Open materials/pipeline-spec.md. This defines what you are building and what "correct" looks like.

The spec describes a pipeline with two data sources: storage CSVs from both elevators and weather data from the Open-Meteo API. The target is a combined fact table that joins storage readings with weather conditions by date -- so Assel can see what weather conditions were present when spoilage occurred.

Read the verification targets. These are the numbers you will check your work against. A pipeline that runs without errors but produces the wrong row count is a broken pipeline. You learned that with Carlos's honey data.

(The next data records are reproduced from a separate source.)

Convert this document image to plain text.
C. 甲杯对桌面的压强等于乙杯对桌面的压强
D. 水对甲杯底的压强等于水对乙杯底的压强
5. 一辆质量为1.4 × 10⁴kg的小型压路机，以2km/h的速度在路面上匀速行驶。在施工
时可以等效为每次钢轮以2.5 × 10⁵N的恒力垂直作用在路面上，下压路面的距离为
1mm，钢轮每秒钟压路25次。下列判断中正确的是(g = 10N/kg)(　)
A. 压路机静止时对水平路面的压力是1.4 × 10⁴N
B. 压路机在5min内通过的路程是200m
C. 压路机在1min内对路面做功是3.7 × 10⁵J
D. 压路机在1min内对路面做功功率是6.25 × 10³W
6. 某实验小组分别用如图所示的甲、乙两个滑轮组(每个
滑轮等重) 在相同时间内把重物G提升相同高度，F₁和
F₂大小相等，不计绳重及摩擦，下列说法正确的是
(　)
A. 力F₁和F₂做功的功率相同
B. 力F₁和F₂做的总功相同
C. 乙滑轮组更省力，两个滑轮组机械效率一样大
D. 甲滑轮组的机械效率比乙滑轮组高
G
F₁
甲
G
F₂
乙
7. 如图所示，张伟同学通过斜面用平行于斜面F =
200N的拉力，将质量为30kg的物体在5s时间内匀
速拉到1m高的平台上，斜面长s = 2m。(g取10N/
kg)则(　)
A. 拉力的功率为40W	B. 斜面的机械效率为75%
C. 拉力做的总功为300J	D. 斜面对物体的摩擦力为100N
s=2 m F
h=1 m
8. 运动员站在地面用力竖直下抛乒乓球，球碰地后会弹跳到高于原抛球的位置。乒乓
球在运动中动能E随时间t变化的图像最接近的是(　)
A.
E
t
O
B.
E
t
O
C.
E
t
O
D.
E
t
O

The same principle applies here -- the terrain is different, the question is the same.

Step 4: Explore the Elevator A data

Open materials/storage-data/elevator-a-sample.csv. This is one month of storage data from Elevator A.

Look at the columns: bin_id, grain_type, moisture_pct, farmer_id, reading_date, dispatch_date, quality_status. Each row is a daily reading for one bin -- what grain is in it, the moisture level, whose grain it is, and whether the quality is good, degraded, or spoilage.

Look at the bin_id values. They follow a pattern: A-001, A-002, A-003. That "A" is Elevator A. Notice that the file itself does not say which elevator the data comes from -- you have to know from the filename.

Step 5: Explore the Elevator B data

Open materials/storage-data/elevator-b-sample.csv. This is one month from Elevator B.

Look at the bin_id column. Different format: B1-01, B1-02, B1-03. Same columns, same kind of data, different numbering scheme. The two elevators use different systems for identifying their bins.

When you combine data from both elevators, this matters. A query that groups by bin_id will treat A-001 and B1-01 as completely separate identifiers. That is correct -- they are different bins. But the data needs an elevator column so you can tell which facility each reading came from. The CSV files do not include one.


Check your understanding: What two data sources need to be combined? How do the two elevators' bin numbering formats differ?